Whether the provisions can be saved by the addition of the new word “reasonably” in light of the following circumstances:
- CCA Article 3, Para. 1, Item 1 directs the operator to use best efforts to prepare clear and understandable contracts with respect to consumers’ rights and obligations.
- There is a court precedent that involved a cell phone user agreement (i.e., a consumer agreement) that allowed the operator to amend its user agreement without restriction on its face. The court held that this provision is valid even in light of the consumer association’s challenge for injunction, by pointing out that such provision should be read to require reasonableness. Tokyo High Court, Nov. 28, 2018, 2425 Hanji 20 (“Cell Phone Decision”).
- Online service operators often have practical a need to revoke memberships etc. to avoid interruptions and hazards to the service and for that purpose a broadly drafted revocation provision is often thought of as a necessary evil within the industry.
- Tokyo High Court’s Decision:
- In the spirit of CCA Article 3.1.1 (ease and clarity requirement), the court should be restricted from saving ambiguous provisions in light of the policy advanced by such CCA provision.

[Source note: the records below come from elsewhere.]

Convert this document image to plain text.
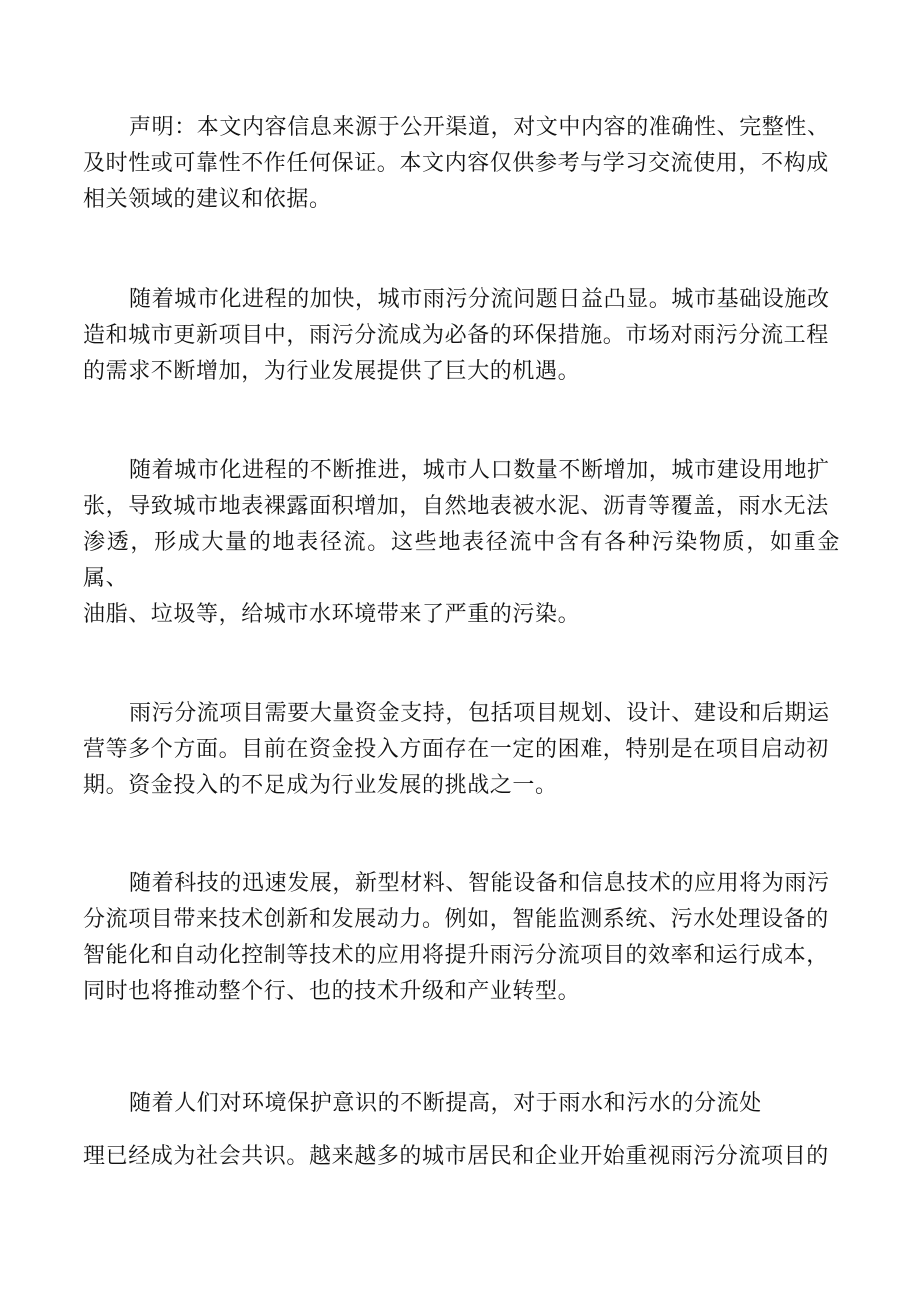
声明：本文内容信息来源于公开渠道，对文中内容的准确性、完整性、
及时性或可靠性不作任何保证。本文内容仅供参考与学习交流使用，不构成
相关领域的建议和依据。

随着城市化进程的加快，城市雨污分流问题日益凸显。城市基础设施改
造和城市更新项目中，雨污分流成为必备的环保措施。市场对雨污分流工程
的需求不断增加，为行业发展提供了巨大的机遇。

随着城市化进程的不断推进，城市人口数量不断增加，城市建设用地扩
张，导致城市地表裸露面积增加，自然地表被水泥、沥青等覆盖，雨水无法
渗透，形成大量的地表径流。这些地表径流中含有各种污染物质，如重金属、
油脂、垃圾等，给城市水环境带来了严重的污染。

雨污分流项目需要大量资金支持，包括项目规划、设计、建设和后期运
营等多个方面。目前在资金投入方面存在一定的困难，特别是在项目启动初
期。资金投入的不足成为行业发展的挑战之一。

随着科技的迅速发展，新型材料、智能设备和信息技术的应用将为雨污
分流项目带来技术创新和发展动力。例如，智能监测系统、污水处理设备的
智能化和自动化控制等技术的应用将提升雨污分流项目的效率和运行成本，
同时也将推动整个行、也的技术升级和产业转型。

随着人们对环境保护意识的不断提高，对于雨水和污水的分流处
理已经成为社会共识。越来越多的城市居民和企业开始重视雨污分流项目的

- If we acknowledge disparity in access to information and negotiation power between the operator and the consumer, it is difficult to assume that the operator’s initial erroneous determination can be corrected in implementation.
- The court didn’t find that the User Agreement, Article 7.1(c) and (e) were inappropriate provisions per se, but found the exoneration of liability provision of Article 7.3 triggered by such revocation provisions to be void under the prohibition-against-exoneration provisions (Articles 8.1(1) and (3)) of the CCA.
- If very few customers actually review form consumer contracts, it should be possible to argue that users’ interests are hardly interfered with by ambiguous provisions. In addition, many operators argue that without broad-gauged revocation clauses, service operation can be at risk by not being able to remove “bad apples” quickly enough. In this case, the game service involved a chat function among members and it was partly this feature that prompted the alleged need for quick removal of members.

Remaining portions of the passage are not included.